Monday, June 20, 2016

VBES - Saving even more bandwidth with UTF8

So a while ago I came up with an encoding scheme which utilized UTF8's variable byte concept to essentially save bandwidth while chatting in instant messaging scenarios. After that I had thought of improving upon that idea even further but never got around to actually coding it, I had the idea down but I didn't have a solid working scheme much less code. The other day though I thought I'd work on it and after planning it out and finishing the encoder and then the decoder the next day I had come up and made an encoding scheme which meets all the requirements of my previous encoding scheme and performed better (in saving bandwidth). This new scheme implements the idea that some letters are used more often then others and so if I allocate fewer bits to those more likely used letters the final message should be pretty small. I broke up the letters, a few punctuation, a space and an escape for UTF8 fallback into groups of 4bits, 6bits, 8bits, and 9bits. It is completely backwards compatible with UTF8 which is nice in scenarios where VBES would produce larger messages, one can just used the UTF8 version instead and the message would still be decoded. Its a simple concept and I will be opting to use this for my future messenger app.

How it works:
* 0000
  0001
e 0010
t 0011
a 0100
o 0101
i 0110
n 0111
s 1000
h 1001
r 1010
d 1011
l 1100
c 1101

u 111000
m 111001
w 111010
f 111011
g 111100
. 111101

y 11111000
p 11111001
b 11111010
v 11111011
k 11111100
j 11111101

, 111111100
x 111111101
q 111111110
z 111111111

The * signifies that there is an escape and a UTF8 encoded character should fill the space.

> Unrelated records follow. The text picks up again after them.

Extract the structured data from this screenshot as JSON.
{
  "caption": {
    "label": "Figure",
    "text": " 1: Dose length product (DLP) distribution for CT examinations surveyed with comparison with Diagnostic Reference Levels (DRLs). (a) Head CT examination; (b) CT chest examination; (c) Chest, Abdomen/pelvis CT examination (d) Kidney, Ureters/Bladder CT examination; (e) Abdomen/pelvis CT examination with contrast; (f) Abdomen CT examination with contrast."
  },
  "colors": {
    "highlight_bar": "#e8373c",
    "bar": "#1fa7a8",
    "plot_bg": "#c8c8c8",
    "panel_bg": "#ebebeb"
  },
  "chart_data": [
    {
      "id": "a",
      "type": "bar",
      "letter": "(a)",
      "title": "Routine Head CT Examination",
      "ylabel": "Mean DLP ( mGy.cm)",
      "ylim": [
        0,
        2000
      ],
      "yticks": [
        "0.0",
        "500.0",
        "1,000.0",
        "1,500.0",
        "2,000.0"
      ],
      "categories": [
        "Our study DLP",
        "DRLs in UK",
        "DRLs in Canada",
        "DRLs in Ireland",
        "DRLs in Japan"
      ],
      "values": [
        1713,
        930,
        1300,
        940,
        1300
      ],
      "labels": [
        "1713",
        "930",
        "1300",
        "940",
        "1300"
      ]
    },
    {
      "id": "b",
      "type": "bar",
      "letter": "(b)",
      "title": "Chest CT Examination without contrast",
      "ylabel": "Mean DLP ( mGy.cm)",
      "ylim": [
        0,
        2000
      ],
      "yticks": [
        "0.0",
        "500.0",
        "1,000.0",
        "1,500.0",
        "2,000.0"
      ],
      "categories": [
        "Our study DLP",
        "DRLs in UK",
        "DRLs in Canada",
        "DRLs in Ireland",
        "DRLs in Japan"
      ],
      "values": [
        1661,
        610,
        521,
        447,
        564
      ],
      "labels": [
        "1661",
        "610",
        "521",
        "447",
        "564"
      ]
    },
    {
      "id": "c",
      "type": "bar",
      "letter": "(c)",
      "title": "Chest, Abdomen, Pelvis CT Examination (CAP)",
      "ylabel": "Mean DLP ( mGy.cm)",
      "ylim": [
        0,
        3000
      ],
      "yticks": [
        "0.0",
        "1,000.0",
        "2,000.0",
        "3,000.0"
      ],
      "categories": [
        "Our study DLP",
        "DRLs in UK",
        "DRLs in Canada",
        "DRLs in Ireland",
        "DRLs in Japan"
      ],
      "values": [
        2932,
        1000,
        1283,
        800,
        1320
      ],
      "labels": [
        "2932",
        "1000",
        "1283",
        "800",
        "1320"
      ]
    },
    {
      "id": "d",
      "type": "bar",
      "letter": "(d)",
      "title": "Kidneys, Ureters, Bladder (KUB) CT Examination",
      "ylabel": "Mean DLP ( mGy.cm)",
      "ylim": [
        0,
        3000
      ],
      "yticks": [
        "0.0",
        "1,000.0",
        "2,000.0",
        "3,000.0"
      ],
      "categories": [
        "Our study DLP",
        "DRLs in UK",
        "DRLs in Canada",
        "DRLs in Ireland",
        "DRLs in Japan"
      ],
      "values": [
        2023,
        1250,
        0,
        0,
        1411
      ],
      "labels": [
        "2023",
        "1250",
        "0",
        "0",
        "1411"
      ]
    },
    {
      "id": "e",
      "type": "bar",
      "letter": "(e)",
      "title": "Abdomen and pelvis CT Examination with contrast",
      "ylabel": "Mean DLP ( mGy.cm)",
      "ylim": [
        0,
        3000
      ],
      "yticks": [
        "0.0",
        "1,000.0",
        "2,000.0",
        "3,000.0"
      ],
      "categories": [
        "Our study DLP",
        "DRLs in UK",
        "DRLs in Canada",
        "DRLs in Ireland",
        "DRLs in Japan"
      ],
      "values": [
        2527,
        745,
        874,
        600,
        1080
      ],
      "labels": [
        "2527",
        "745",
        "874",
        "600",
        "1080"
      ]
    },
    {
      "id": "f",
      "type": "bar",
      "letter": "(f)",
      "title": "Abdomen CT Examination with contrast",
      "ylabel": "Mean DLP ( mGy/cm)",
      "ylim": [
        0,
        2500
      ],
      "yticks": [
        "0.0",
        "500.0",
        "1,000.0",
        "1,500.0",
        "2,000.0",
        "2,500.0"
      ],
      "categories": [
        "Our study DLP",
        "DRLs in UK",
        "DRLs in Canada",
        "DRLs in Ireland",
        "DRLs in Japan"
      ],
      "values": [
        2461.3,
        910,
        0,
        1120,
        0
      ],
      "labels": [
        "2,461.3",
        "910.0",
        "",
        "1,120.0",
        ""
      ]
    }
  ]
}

Demo Encoder/Decoder: HIDDEN FOR CHALLENGE

Q/A:
How much space does this save?
In the best case scenarios the size of the message is 50 percent of the UTF8 message plus 1 byte. So that is (X*.5)+1 bytes.

Where does this 50 percent plus 1 come from?
The half comes from the fact that the most optimized characters are 4 bits long which is half a byte which is half the size of the smallest possible letter in UTF8 which is a byte. The +1 comes from the fact that if a message consisted of all 4bit letters and fit perfectly into multiples of 8bits there would still require 2 more bits for the UTF8 marker. With those 2 included bits there now has to be padding and thus an entire byte has been added to the message.

How does this compare to the previous encoding scheme?
The previous encoding scheme worked on optimizing several characters and allocating 6 bits for each of those optimized characters. Because 6 is 75 percent of 8 and also had the 2 added bits for the UTF8 marker its best scenario efficiency would be (X*.75)+1.

How comes this scheme doesn't optimize capital letters?
By default this scheme will turn the entire input message to lowercase because only the lowercase letters are optimized and thus the message would save the most space this way but you can disable this behavior if you truly wish to send a message with capital letters. The capital letters each will be encoded using standard UTF8 and their placement will be signified with 0000 which is also used to signify the placement of other UTF8 encoded characters.